The firm advises insurers to “update the capital model” to reflect other changes such as additional uncertainty caused directly or indirectly by the pandemic, newly revealed gaps in past risk modelling, and the new norms as society and insurance change after the event.

“Why do we think this is necessary when, for the most part, insurers have weathered the initial storm of COVID-19 impacts remarkably well?” asks WTW in its report.

“Because the economic uncertainty it has engendered is unlikely to pass any time soon, probably not until a vaccine shows signs of fully quelling the pandemic.

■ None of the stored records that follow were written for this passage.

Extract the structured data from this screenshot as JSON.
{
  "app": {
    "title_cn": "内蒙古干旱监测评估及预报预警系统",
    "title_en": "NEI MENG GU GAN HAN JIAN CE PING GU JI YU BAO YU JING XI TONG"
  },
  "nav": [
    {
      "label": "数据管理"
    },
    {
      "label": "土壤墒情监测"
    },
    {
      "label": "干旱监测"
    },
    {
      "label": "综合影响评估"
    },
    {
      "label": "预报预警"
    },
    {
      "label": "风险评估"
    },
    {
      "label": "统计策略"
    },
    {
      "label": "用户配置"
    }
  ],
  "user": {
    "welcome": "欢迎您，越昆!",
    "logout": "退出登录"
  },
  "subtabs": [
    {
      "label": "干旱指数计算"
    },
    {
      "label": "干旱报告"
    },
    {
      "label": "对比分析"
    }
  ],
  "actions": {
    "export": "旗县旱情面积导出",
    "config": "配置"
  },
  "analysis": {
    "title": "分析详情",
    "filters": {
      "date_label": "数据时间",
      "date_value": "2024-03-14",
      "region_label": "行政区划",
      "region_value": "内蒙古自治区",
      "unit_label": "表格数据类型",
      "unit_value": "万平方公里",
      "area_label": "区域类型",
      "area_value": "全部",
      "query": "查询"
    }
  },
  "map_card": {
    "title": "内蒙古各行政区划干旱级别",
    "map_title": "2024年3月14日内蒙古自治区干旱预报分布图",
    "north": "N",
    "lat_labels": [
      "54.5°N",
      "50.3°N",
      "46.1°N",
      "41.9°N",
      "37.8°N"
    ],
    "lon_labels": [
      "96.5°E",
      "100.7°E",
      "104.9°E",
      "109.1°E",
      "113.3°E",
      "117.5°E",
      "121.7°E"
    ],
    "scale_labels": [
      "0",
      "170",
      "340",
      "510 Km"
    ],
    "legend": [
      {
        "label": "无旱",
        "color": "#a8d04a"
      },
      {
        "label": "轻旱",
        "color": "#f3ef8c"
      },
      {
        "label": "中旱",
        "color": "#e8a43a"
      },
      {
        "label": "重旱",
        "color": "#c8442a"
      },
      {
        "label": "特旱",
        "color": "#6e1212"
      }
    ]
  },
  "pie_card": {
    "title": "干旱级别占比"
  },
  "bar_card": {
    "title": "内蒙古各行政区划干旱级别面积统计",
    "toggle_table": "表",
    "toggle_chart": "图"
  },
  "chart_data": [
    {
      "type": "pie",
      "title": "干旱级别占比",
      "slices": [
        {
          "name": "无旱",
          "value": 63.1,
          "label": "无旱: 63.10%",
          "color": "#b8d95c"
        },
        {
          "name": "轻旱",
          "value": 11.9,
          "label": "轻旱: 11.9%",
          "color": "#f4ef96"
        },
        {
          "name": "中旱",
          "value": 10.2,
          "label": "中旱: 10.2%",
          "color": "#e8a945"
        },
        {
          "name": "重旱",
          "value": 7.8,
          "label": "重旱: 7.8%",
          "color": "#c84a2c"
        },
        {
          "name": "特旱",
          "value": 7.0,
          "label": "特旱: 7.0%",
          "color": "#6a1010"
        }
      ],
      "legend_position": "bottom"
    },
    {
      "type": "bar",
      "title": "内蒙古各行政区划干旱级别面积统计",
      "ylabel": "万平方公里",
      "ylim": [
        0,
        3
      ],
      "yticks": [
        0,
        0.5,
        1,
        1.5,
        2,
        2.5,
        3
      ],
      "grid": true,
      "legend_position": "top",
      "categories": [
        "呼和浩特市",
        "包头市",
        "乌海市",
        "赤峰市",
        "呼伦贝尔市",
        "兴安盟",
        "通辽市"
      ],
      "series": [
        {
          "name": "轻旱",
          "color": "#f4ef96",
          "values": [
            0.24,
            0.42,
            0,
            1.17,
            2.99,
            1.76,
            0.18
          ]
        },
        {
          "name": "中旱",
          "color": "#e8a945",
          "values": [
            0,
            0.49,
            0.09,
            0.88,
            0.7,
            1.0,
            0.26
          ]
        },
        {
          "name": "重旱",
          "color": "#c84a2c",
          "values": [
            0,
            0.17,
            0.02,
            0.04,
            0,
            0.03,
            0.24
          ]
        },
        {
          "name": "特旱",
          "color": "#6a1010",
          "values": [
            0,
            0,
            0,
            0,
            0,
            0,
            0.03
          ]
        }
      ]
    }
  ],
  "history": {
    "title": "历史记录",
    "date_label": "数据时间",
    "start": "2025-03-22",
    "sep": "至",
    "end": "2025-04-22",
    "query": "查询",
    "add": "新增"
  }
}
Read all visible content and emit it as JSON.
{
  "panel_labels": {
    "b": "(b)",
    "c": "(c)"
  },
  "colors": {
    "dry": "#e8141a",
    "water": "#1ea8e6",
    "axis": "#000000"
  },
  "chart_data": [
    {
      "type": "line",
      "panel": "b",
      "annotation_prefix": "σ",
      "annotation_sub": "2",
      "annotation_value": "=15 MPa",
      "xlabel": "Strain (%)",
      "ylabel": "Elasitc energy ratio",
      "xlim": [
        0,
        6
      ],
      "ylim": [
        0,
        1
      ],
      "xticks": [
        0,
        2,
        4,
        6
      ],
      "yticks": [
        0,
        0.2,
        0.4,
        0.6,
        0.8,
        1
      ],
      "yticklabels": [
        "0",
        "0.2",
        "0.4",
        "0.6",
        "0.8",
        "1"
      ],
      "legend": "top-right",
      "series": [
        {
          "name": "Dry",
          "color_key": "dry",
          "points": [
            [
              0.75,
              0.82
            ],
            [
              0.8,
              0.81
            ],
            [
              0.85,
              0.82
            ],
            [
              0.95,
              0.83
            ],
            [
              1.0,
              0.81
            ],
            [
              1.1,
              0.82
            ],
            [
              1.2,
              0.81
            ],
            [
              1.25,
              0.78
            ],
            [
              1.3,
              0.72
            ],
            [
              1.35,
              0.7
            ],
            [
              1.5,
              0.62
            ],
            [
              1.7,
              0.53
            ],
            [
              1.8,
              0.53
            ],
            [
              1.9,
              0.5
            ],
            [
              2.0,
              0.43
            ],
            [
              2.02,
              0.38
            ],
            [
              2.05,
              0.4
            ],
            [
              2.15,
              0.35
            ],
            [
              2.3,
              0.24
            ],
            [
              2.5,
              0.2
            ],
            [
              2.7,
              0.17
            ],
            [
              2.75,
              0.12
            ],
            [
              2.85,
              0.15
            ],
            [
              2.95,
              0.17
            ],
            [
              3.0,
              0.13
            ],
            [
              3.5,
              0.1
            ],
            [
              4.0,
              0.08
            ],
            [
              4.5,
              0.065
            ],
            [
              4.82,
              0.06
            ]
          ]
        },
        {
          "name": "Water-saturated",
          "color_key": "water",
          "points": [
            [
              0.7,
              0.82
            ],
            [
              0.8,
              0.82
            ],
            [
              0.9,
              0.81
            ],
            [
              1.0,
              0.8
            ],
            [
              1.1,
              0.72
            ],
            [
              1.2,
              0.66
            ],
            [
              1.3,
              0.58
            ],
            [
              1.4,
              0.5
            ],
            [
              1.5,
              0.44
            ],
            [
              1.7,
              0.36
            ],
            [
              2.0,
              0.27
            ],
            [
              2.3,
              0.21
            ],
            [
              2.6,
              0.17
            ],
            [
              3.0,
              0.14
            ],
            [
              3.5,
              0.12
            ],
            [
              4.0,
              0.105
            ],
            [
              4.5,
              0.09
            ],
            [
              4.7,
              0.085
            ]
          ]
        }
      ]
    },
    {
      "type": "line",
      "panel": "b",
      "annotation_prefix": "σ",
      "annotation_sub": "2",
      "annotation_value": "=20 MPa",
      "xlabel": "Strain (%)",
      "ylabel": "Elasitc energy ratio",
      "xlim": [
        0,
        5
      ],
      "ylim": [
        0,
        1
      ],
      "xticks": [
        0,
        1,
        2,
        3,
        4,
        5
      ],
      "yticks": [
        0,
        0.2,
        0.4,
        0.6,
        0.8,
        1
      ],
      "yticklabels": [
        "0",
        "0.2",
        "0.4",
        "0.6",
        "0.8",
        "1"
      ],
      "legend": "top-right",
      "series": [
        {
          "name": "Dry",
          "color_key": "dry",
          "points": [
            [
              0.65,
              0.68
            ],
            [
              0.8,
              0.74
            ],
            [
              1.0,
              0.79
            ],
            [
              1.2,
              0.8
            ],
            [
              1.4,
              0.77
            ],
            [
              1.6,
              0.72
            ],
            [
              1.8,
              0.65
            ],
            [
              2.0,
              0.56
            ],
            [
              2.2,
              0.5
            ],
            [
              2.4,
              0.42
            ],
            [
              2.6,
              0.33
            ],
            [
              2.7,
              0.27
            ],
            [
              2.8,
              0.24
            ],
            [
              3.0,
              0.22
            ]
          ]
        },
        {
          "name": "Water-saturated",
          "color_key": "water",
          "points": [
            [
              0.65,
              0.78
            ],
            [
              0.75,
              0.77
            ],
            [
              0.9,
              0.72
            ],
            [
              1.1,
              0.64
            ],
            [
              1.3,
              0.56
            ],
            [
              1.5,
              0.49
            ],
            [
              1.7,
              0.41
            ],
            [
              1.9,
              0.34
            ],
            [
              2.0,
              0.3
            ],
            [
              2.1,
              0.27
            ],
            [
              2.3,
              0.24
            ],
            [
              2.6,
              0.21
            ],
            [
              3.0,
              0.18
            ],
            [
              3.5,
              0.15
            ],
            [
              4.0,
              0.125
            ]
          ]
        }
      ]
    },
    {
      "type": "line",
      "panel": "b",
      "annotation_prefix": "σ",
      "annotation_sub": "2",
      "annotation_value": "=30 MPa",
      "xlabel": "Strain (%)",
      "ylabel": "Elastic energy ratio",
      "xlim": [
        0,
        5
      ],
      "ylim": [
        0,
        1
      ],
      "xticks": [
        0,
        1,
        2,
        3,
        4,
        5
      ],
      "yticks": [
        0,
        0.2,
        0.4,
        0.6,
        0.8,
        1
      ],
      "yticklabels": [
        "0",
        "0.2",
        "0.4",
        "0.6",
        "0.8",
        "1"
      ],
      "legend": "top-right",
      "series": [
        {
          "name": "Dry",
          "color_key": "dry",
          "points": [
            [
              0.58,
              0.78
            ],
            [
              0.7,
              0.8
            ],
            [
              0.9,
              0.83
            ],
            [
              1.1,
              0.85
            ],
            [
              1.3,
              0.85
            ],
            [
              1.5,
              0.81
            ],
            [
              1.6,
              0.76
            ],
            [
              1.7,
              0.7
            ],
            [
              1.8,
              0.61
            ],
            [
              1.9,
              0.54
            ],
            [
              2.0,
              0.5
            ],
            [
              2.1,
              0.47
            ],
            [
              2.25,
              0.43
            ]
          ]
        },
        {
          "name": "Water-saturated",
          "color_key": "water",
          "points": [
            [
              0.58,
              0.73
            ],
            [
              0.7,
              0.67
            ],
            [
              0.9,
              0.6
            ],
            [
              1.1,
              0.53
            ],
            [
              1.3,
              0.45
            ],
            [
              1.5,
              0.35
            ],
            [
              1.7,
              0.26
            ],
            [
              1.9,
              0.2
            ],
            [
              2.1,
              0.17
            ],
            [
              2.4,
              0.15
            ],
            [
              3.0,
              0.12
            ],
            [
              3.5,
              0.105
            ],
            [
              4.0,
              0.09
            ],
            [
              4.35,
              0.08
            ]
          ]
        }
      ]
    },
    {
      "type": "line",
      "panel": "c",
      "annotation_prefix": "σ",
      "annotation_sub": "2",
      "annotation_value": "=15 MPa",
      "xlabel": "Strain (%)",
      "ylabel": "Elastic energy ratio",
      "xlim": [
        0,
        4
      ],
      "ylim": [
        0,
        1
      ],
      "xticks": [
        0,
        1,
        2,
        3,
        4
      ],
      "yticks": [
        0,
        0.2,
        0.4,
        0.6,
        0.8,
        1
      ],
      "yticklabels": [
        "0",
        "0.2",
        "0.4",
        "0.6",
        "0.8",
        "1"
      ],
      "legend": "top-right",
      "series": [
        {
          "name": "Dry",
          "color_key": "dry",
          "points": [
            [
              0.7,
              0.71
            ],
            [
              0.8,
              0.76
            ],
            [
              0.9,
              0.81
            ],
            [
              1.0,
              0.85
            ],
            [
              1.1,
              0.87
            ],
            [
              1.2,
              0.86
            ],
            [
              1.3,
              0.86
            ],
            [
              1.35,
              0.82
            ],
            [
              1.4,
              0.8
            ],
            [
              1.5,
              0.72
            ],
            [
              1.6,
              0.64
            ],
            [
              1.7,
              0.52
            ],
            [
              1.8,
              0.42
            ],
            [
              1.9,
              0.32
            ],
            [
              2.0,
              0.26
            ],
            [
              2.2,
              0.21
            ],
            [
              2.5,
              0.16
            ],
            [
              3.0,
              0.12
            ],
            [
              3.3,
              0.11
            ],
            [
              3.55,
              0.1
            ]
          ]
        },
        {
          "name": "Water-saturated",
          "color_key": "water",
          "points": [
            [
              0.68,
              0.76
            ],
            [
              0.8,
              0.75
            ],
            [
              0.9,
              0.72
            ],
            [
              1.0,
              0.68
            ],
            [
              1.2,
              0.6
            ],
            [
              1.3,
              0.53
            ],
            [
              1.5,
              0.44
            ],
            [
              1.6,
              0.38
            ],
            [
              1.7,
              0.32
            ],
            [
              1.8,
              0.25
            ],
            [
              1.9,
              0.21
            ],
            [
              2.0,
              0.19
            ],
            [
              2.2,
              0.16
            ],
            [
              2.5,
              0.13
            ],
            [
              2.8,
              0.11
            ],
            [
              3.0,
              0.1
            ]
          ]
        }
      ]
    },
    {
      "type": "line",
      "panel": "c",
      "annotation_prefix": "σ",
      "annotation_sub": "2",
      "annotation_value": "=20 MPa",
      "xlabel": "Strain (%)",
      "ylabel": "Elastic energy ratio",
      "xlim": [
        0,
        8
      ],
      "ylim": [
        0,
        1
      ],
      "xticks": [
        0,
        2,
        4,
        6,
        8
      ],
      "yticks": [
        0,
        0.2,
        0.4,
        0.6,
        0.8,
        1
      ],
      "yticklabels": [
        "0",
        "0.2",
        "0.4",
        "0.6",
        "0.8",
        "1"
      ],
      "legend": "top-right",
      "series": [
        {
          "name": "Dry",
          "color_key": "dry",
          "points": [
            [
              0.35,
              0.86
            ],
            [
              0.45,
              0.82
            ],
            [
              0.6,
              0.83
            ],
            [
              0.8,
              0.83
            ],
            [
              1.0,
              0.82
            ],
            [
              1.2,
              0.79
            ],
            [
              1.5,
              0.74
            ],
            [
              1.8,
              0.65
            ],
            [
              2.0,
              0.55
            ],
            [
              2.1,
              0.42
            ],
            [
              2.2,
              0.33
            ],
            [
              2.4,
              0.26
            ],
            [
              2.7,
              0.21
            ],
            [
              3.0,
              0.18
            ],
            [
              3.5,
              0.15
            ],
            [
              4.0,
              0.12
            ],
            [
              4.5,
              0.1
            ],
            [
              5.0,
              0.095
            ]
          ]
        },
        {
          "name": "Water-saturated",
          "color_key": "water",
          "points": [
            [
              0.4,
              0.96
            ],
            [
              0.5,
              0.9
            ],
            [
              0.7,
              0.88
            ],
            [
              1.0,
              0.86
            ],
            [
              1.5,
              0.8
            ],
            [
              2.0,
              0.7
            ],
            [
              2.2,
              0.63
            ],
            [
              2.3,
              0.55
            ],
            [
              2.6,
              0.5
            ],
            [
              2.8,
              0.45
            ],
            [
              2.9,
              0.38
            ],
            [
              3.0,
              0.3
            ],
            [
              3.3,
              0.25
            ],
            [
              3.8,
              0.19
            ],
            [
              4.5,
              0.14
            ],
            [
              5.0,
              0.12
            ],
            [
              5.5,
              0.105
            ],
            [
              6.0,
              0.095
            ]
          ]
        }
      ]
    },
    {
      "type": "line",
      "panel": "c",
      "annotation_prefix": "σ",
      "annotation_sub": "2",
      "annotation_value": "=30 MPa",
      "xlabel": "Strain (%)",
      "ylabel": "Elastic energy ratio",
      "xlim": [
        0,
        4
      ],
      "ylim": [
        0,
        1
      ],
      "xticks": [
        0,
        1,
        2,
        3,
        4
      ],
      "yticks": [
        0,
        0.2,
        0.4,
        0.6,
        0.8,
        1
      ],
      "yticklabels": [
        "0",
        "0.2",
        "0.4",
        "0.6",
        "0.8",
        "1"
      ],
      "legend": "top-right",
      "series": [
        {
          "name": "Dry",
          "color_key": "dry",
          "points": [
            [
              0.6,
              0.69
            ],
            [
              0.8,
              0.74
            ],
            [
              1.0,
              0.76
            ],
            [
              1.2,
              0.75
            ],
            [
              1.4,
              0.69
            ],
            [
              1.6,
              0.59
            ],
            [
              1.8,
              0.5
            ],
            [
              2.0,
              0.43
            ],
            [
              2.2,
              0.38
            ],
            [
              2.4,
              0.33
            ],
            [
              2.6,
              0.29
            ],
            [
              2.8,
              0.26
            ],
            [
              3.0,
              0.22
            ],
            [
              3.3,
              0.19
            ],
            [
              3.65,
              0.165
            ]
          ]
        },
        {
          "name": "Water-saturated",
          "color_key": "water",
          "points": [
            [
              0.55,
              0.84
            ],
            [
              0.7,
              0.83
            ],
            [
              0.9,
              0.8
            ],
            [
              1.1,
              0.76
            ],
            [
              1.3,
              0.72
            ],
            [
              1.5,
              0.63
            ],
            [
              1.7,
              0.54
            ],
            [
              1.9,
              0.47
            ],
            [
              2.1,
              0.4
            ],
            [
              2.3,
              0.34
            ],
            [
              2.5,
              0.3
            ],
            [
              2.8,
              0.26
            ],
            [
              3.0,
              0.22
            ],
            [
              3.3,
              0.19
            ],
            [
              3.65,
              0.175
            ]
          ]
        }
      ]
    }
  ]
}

“This is not a time to try and sit out the storm.”

WTW argues that insurers that make decisive moves to adapt to the new reality, along the lines of its stepped approach, have an opportunity to build a more resilient short- and longer-term position.

Any plans to return to offices will need to be as dynamic as the evolving situation.

There are difficult decisions to be made but the return to something like normality cannot be postponed indefinitely, or there will be little to come back to.

Any plans to return to offices will need to be as dynamic as the evolving situation and experts have suggested that humankind will need to find a way to live with the virus for the long term.

Mike Ryan, head of the health emergencies programme at the World Health Organisation (WHO), said COVID-19 could “become just another endemic virus in our communities”.

“HIV has not gone away—we’ve come to terms with the virus and we have found the therapies and we found the prevention methods,” Ryan told at a WHO briefing in May 2020.

“People don’t feel as scared as they did before and we’re offering a long healthy life to people with HIV. "I don’t think anyone can predict when or if COVID-19 will disappear.”

So the new reality looks very much like ongoing uncertainty, for now at least—which fortunately is something insurers have always been experts at managing.